Since i thought it was a handy thing to have, as well as the idea that you can mail files from command line attache, i have posted it here in case anyone wants to take it, and use the code for similar projects.
#!/bin/bash
# This is where the output of this script will go, we don't want tons of emails so disable it by default
MAILTO=""
# This is where the backup gets emailed too
BACKUPMAIL=youremail@gmail.com
DATE=`date`
DATABASEUSER=someuser
DATABASEPASS=somepass
DATABASENAME=databasenametodump
/usr/bin/mysqldump --opt -u${DATABASEUSER} -p${DATABASEPASS} ${DATABASENAME} > /tmp/${DATABASENAME}.sql
/bin/gzip -c /tmp/${DATABASENAME}.sql | /usr/bin/uuencode ${DATABASENAME}.sql.gz | /usr/bin/mail -s "MySQL DB ${DATABASENAME} for $DATE" ${BACKUPMAIL}
I placed this in a file in /etc/cron.d/mysql-backup and that now runs on a daily basis.
Things to Note:
* Check the path of all binaries , this was written for debian based distro, the path may differ on your system
* Check you have uuencode installed, by default its not installed on debian packages. Look for the package called sharutils.
3 responses to “Emailed backup of a database via cron – Attaching files via command line”

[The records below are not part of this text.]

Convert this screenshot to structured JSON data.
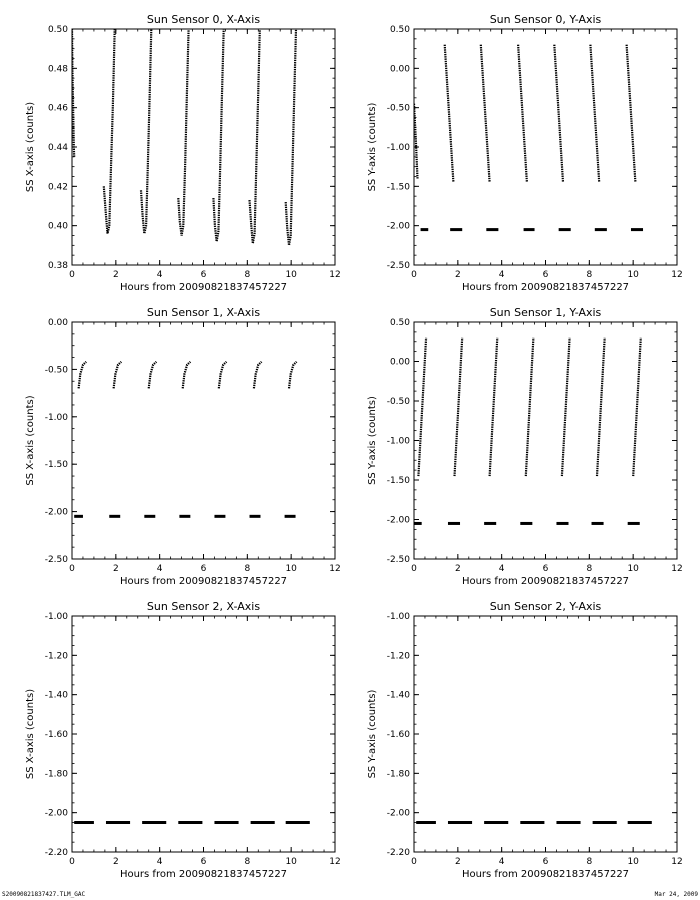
{
  "footer": {
    "left": "S20090821837427.TLM_GAC",
    "right": "Mar 24, 2009"
  },
  "chart_data": [
    {
      "type": "scatter",
      "title": "Sun Sensor 0, X-Axis",
      "xlabel": "Hours from 20090821837457227",
      "ylabel": "SS X-axis (counts)",
      "xlim": [
        0,
        12
      ],
      "ylim": [
        0.38,
        0.5
      ],
      "xticks": [
        "0",
        "2",
        "4",
        "6",
        "8",
        "10",
        "12"
      ],
      "yticks": [
        "0.38",
        "0.40",
        "0.42",
        "0.44",
        "0.46",
        "0.48",
        "0.50"
      ],
      "series": [
        {
          "kind": "curve",
          "segments": [
            [
              [
                0.0,
                0.5
              ],
              [
                0.02,
                0.48
              ],
              [
                0.05,
                0.46
              ],
              [
                0.08,
                0.44
              ],
              [
                0.1,
                0.435
              ]
            ],
            [
              [
                1.45,
                0.42
              ],
              [
                1.55,
                0.405
              ],
              [
                1.62,
                0.396
              ],
              [
                1.7,
                0.4
              ],
              [
                1.78,
                0.43
              ],
              [
                1.86,
                0.46
              ],
              [
                1.95,
                0.5
              ]
            ],
            [
              [
                3.15,
                0.418
              ],
              [
                3.22,
                0.405
              ],
              [
                3.3,
                0.396
              ],
              [
                3.38,
                0.4
              ],
              [
                3.46,
                0.43
              ],
              [
                3.54,
                0.465
              ],
              [
                3.62,
                0.5
              ]
            ],
            [
              [
                4.85,
                0.414
              ],
              [
                4.92,
                0.402
              ],
              [
                5.0,
                0.395
              ],
              [
                5.08,
                0.4
              ],
              [
                5.16,
                0.43
              ],
              [
                5.24,
                0.465
              ],
              [
                5.32,
                0.5
              ]
            ],
            [
              [
                6.45,
                0.414
              ],
              [
                6.52,
                0.4
              ],
              [
                6.6,
                0.392
              ],
              [
                6.68,
                0.397
              ],
              [
                6.76,
                0.43
              ],
              [
                6.84,
                0.465
              ],
              [
                6.92,
                0.5
              ]
            ],
            [
              [
                8.1,
                0.413
              ],
              [
                8.18,
                0.4
              ],
              [
                8.25,
                0.391
              ],
              [
                8.33,
                0.396
              ],
              [
                8.41,
                0.43
              ],
              [
                8.49,
                0.465
              ],
              [
                8.57,
                0.5
              ]
            ],
            [
              [
                9.75,
                0.412
              ],
              [
                9.82,
                0.399
              ],
              [
                9.9,
                0.39
              ],
              [
                9.98,
                0.395
              ],
              [
                10.06,
                0.43
              ],
              [
                10.14,
                0.465
              ],
              [
                10.22,
                0.5
              ]
            ]
          ]
        }
      ]
    },
    {
      "type": "scatter",
      "title": "Sun Sensor 0, Y-Axis",
      "xlabel": "Hours from 20090821837457227",
      "ylabel": "SS Y-axis (counts)",
      "xlim": [
        0,
        12
      ],
      "ylim": [
        -2.5,
        0.5
      ],
      "xticks": [
        "0",
        "2",
        "4",
        "6",
        "8",
        "10",
        "12"
      ],
      "yticks": [
        "-2.50",
        "-2.00",
        "-1.50",
        "-1.00",
        "-0.50",
        "0.00",
        "0.50"
      ],
      "series": [
        {
          "kind": "curve",
          "segments": [
            [
              [
                0.0,
                -0.45
              ],
              [
                0.08,
                -0.9
              ],
              [
                0.16,
                -1.4
              ]
            ],
            [
              [
                1.4,
                0.3
              ],
              [
                1.8,
                -1.45
              ]
            ],
            [
              [
                3.05,
                0.3
              ],
              [
                3.45,
                -1.45
              ]
            ],
            [
              [
                4.75,
                0.3
              ],
              [
                5.15,
                -1.45
              ]
            ],
            [
              [
                6.4,
                0.3
              ],
              [
                6.8,
                -1.45
              ]
            ],
            [
              [
                8.05,
                0.3
              ],
              [
                8.45,
                -1.45
              ]
            ],
            [
              [
                9.7,
                0.3
              ],
              [
                10.1,
                -1.45
              ]
            ]
          ]
        },
        {
          "kind": "dash",
          "y": -2.05,
          "x": [
            [
              0.3,
              0.65
            ],
            [
              1.65,
              2.2
            ],
            [
              3.3,
              3.85
            ],
            [
              5.0,
              5.5
            ],
            [
              6.6,
              7.15
            ],
            [
              8.25,
              8.8
            ],
            [
              9.9,
              10.45
            ]
          ]
        }
      ]
    },
    {
      "type": "scatter",
      "title": "Sun Sensor 1, X-Axis",
      "xlabel": "Hours from 20090821837457227",
      "ylabel": "SS X-axis (counts)",
      "xlim": [
        0,
        12
      ],
      "ylim": [
        -2.5,
        0.0
      ],
      "xticks": [
        "0",
        "2",
        "4",
        "6",
        "8",
        "10",
        "12"
      ],
      "yticks": [
        "-2.50",
        "-2.00",
        "-1.50",
        "-1.00",
        "-0.50",
        "0.00"
      ],
      "series": [
        {
          "kind": "curve",
          "segments": [
            [
              [
                0.3,
                -0.7
              ],
              [
                0.38,
                -0.55
              ],
              [
                0.5,
                -0.45
              ],
              [
                0.65,
                -0.42
              ]
            ],
            [
              [
                1.9,
                -0.7
              ],
              [
                1.98,
                -0.55
              ],
              [
                2.1,
                -0.45
              ],
              [
                2.25,
                -0.42
              ]
            ],
            [
              [
                3.5,
                -0.7
              ],
              [
                3.58,
                -0.55
              ],
              [
                3.7,
                -0.45
              ],
              [
                3.85,
                -0.42
              ]
            ],
            [
              [
                5.05,
                -0.7
              ],
              [
                5.13,
                -0.55
              ],
              [
                5.25,
                -0.45
              ],
              [
                5.4,
                -0.42
              ]
            ],
            [
              [
                6.7,
                -0.7
              ],
              [
                6.78,
                -0.55
              ],
              [
                6.9,
                -0.45
              ],
              [
                7.05,
                -0.42
              ]
            ],
            [
              [
                8.3,
                -0.7
              ],
              [
                8.38,
                -0.55
              ],
              [
                8.5,
                -0.45
              ],
              [
                8.65,
                -0.42
              ]
            ],
            [
              [
                9.9,
                -0.7
              ],
              [
                9.98,
                -0.55
              ],
              [
                10.1,
                -0.45
              ],
              [
                10.25,
                -0.42
              ]
            ]
          ]
        },
        {
          "kind": "dash",
          "y": -2.05,
          "x": [
            [
              0.1,
              0.5
            ],
            [
              1.7,
              2.2
            ],
            [
              3.3,
              3.8
            ],
            [
              4.9,
              5.4
            ],
            [
              6.5,
              7.0
            ],
            [
              8.1,
              8.6
            ],
            [
              9.7,
              10.2
            ]
          ]
        }
      ]
    },
    {
      "type": "scatter",
      "title": "Sun Sensor 1, Y-Axis",
      "xlabel": "Hours from 20090821837457227",
      "ylabel": "SS Y-axis (counts)",
      "xlim": [
        0,
        12
      ],
      "ylim": [
        -2.5,
        0.5
      ],
      "xticks": [
        "0",
        "2",
        "4",
        "6",
        "8",
        "10",
        "12"
      ],
      "yticks": [
        "-2.50",
        "-2.00",
        "-1.50",
        "-1.00",
        "-0.50",
        "0.00",
        "0.50"
      ],
      "series": [
        {
          "kind": "curve",
          "segments": [
            [
              [
                0.2,
                -1.45
              ],
              [
                0.55,
                0.3
              ]
            ],
            [
              [
                1.85,
                -1.45
              ],
              [
                2.2,
                0.3
              ]
            ],
            [
              [
                3.45,
                -1.45
              ],
              [
                3.8,
                0.3
              ]
            ],
            [
              [
                5.1,
                -1.45
              ],
              [
                5.45,
                0.3
              ]
            ],
            [
              [
                6.75,
                -1.45
              ],
              [
                7.1,
                0.3
              ]
            ],
            [
              [
                8.35,
                -1.45
              ],
              [
                8.7,
                0.3
              ]
            ],
            [
              [
                10.0,
                -1.45
              ],
              [
                10.35,
                0.3
              ]
            ]
          ]
        },
        {
          "kind": "dash",
          "y": -2.05,
          "x": [
            [
              0.0,
              0.35
            ],
            [
              1.55,
              2.1
            ],
            [
              3.2,
              3.75
            ],
            [
              4.85,
              5.4
            ],
            [
              6.5,
              7.05
            ],
            [
              8.1,
              8.65
            ],
            [
              9.75,
              10.3
            ]
          ]
        }
      ]
    },
    {
      "type": "scatter",
      "title": "Sun Sensor 2, X-Axis",
      "xlabel": "Hours from 20090821837457227",
      "ylabel": "SS X-axis (counts)",
      "xlim": [
        0,
        12
      ],
      "ylim": [
        -2.2,
        -1.0
      ],
      "xticks": [
        "0",
        "2",
        "4",
        "6",
        "8",
        "10",
        "12"
      ],
      "yticks": [
        "-2.20",
        "-2.00",
        "-1.80",
        "-1.60",
        "-1.40",
        "-1.20",
        "-1.00"
      ],
      "series": [
        {
          "kind": "dash",
          "y": -2.05,
          "x": [
            [
              0.1,
              1.0
            ],
            [
              1.55,
              2.65
            ],
            [
              3.2,
              4.3
            ],
            [
              4.85,
              5.95
            ],
            [
              6.5,
              7.6
            ],
            [
              8.15,
              9.25
            ],
            [
              9.75,
              10.85
            ]
          ]
        }
      ]
    },
    {
      "type": "scatter",
      "title": "Sun Sensor 2, Y-Axis",
      "xlabel": "Hours from 20090821837457227",
      "ylabel": "SS Y-axis (counts)",
      "xlim": [
        0,
        12
      ],
      "ylim": [
        -2.2,
        -1.0
      ],
      "xticks": [
        "0",
        "2",
        "4",
        "6",
        "8",
        "10",
        "12"
      ],
      "yticks": [
        "-2.20",
        "-2.00",
        "-1.80",
        "-1.60",
        "-1.40",
        "-1.20",
        "-1.00"
      ],
      "series": [
        {
          "kind": "dash",
          "y": -2.05,
          "x": [
            [
              0.1,
              1.0
            ],
            [
              1.55,
              2.65
            ],
            [
              3.2,
              4.3
            ],
            [
              4.85,
              5.95
            ],
            [
              6.5,
              7.6
            ],
            [
              8.15,
              9.25
            ],
            [
              9.75,
              10.85
            ]
          ]
        }
      ]
    }
  ]
}
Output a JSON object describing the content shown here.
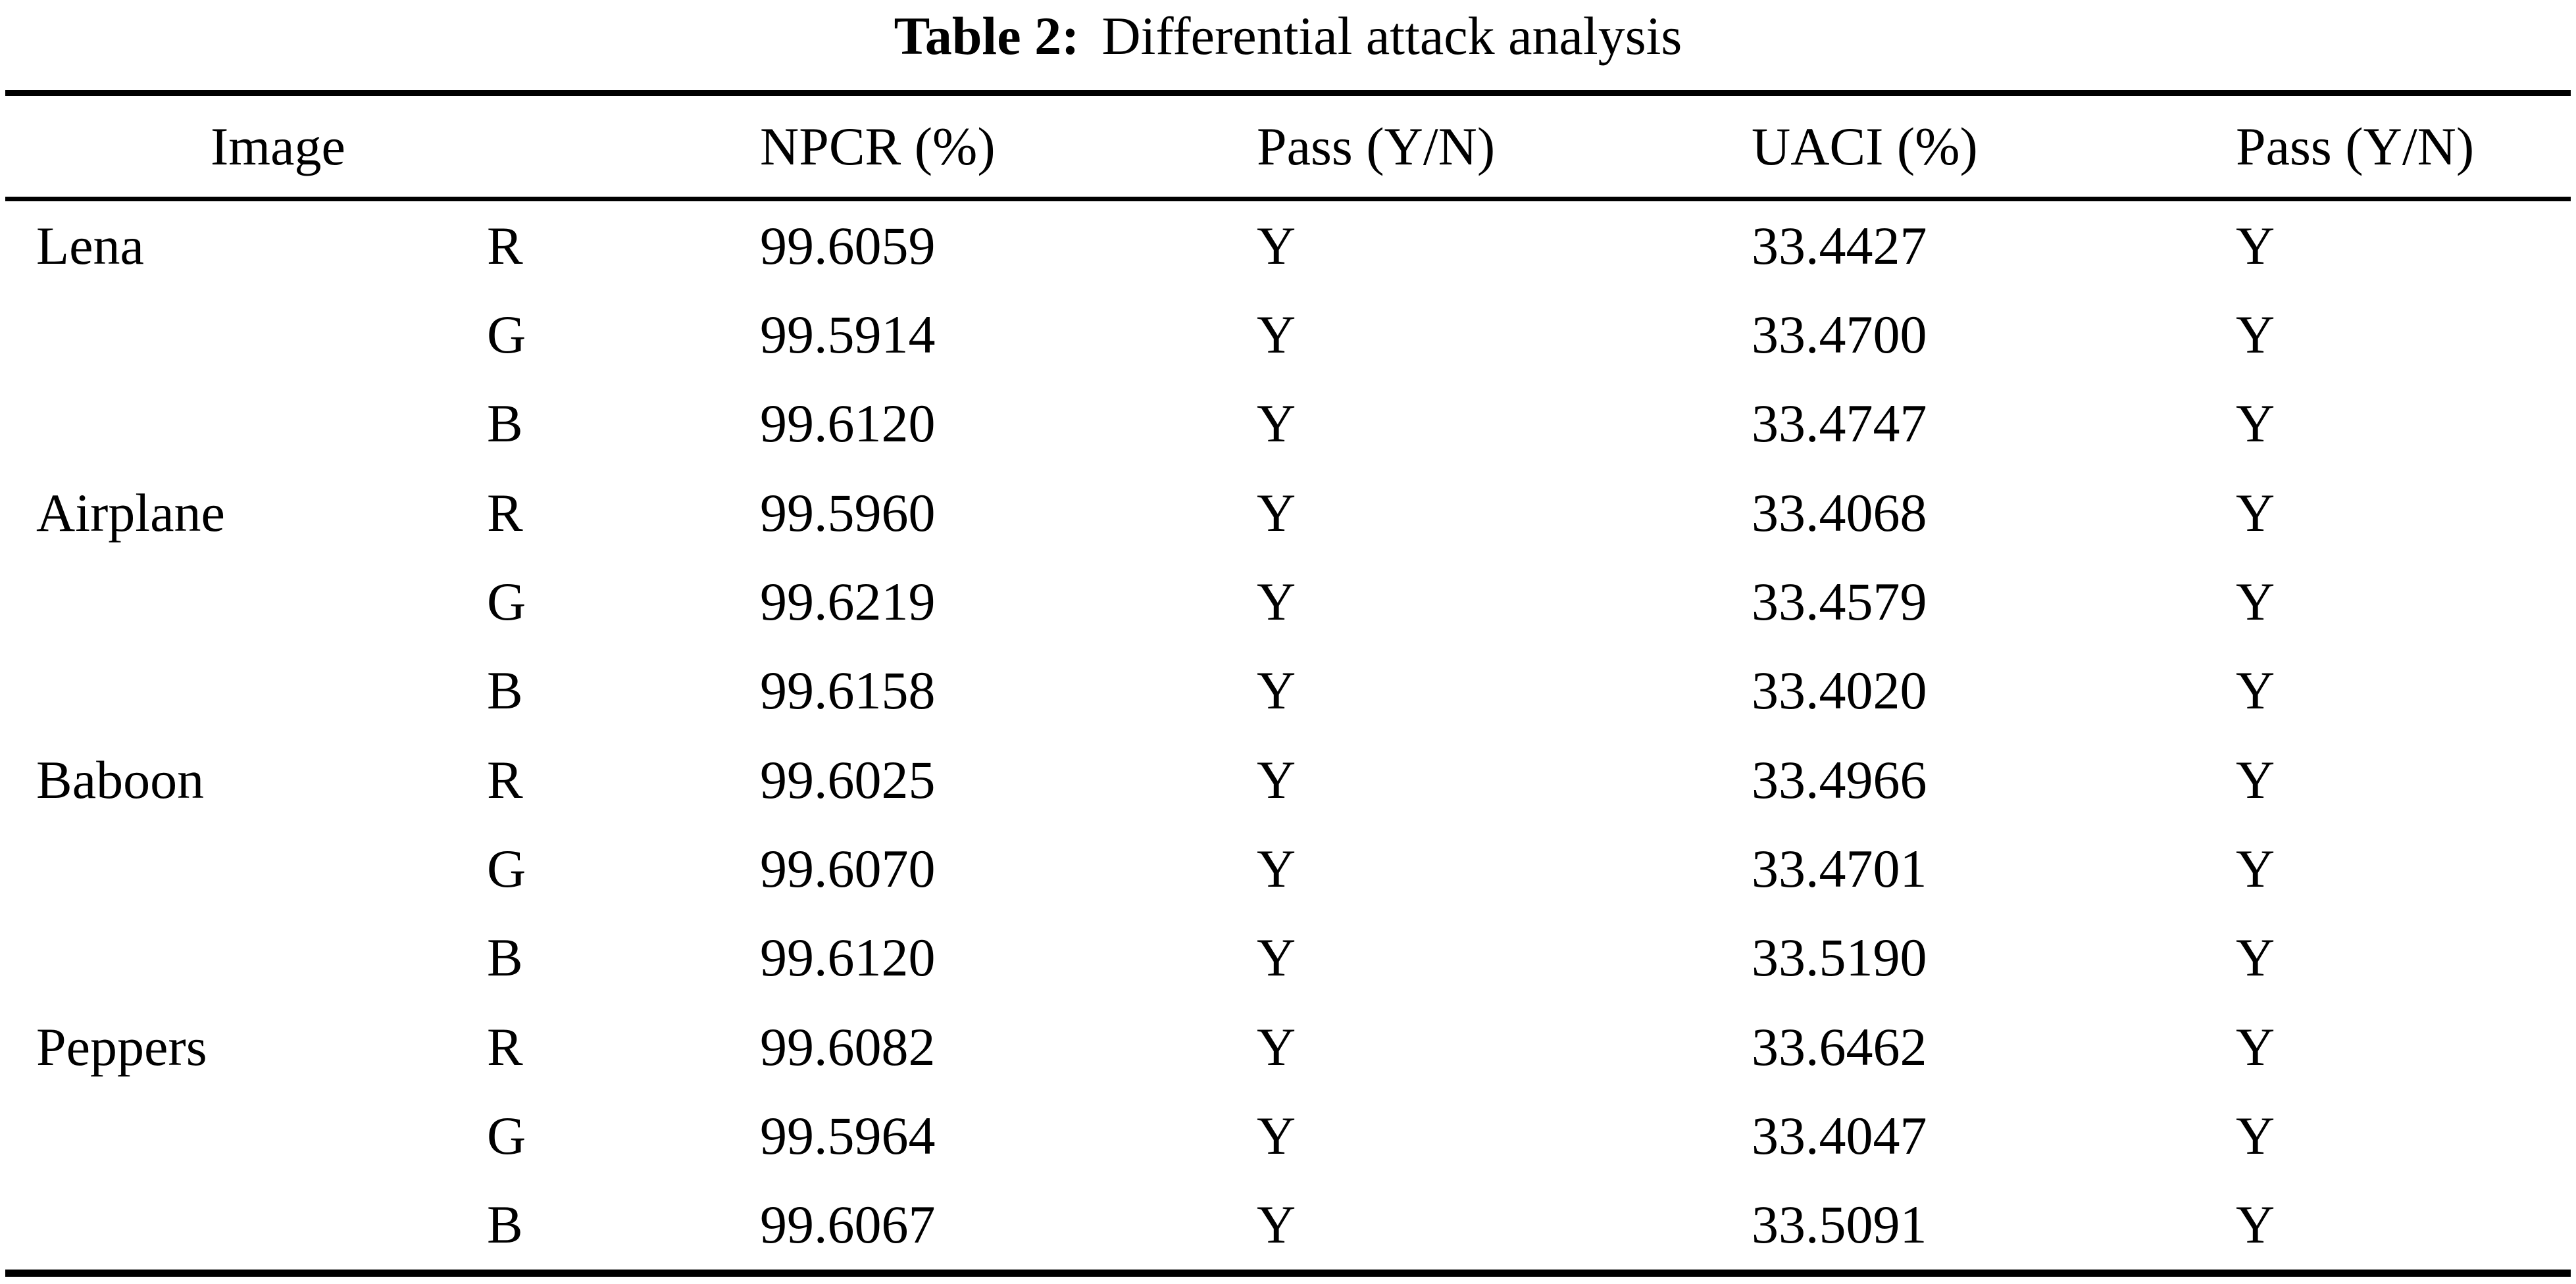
{
  "caption": {
    "label": "Table 2:",
    "text": "Differential attack analysis"
  },
  "table": {
    "header": {
      "image": "Image",
      "npcr": "NPCR (%)",
      "npcr_pass": "Pass (Y/N)",
      "uaci": "UACI (%)",
      "uaci_pass": "Pass (Y/N)"
    },
    "rows": [
      {
        "image": "Lena",
        "channel": "R",
        "npcr": "99.6059",
        "npcr_pass": "Y",
        "uaci": "33.4427",
        "uaci_pass": "Y"
      },
      {
        "image": "",
        "channel": "G",
        "npcr": "99.5914",
        "npcr_pass": "Y",
        "uaci": "33.4700",
        "uaci_pass": "Y"
      },
      {
        "image": "",
        "channel": "B",
        "npcr": "99.6120",
        "npcr_pass": "Y",
        "uaci": "33.4747",
        "uaci_pass": "Y"
      },
      {
        "image": "Airplane",
        "channel": "R",
        "npcr": "99.5960",
        "npcr_pass": "Y",
        "uaci": "33.4068",
        "uaci_pass": "Y"
      },
      {
        "image": "",
        "channel": "G",
        "npcr": "99.6219",
        "npcr_pass": "Y",
        "uaci": "33.4579",
        "uaci_pass": "Y"
      },
      {
        "image": "",
        "channel": "B",
        "npcr": "99.6158",
        "npcr_pass": "Y",
        "uaci": "33.4020",
        "uaci_pass": "Y"
      },
      {
        "image": "Baboon",
        "channel": "R",
        "npcr": "99.6025",
        "npcr_pass": "Y",
        "uaci": "33.4966",
        "uaci_pass": "Y"
      },
      {
        "image": "",
        "channel": "G",
        "npcr": "99.6070",
        "npcr_pass": "Y",
        "uaci": "33.4701",
        "uaci_pass": "Y"
      },
      {
        "image": "",
        "channel": "B",
        "npcr": "99.6120",
        "npcr_pass": "Y",
        "uaci": "33.5190",
        "uaci_pass": "Y"
      },
      {
        "image": "Peppers",
        "channel": "R",
        "npcr": "99.6082",
        "npcr_pass": "Y",
        "uaci": "33.6462",
        "uaci_pass": "Y"
      },
      {
        "image": "",
        "channel": "G",
        "npcr": "99.5964",
        "npcr_pass": "Y",
        "uaci": "33.4047",
        "uaci_pass": "Y"
      },
      {
        "image": "",
        "channel": "B",
        "npcr": "99.6067",
        "npcr_pass": "Y",
        "uaci": "33.5091",
        "uaci_pass": "Y"
      }
    ]
  }
}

Nice, I always wondered how to send files via email on CLI. However, the argument to uuencode is the name to give the file when it is decoded and should not have a directory name so it can be done in one line with no tmp files:
Note there is a typo in the original post in the first use of the DATABASENAME variable.
Thanks Colin, duly fixed :)
Cool idea. Don’t forget to encrypt your data before emailing it if it’s sensitive. You could pipe it to gpg after the gzip.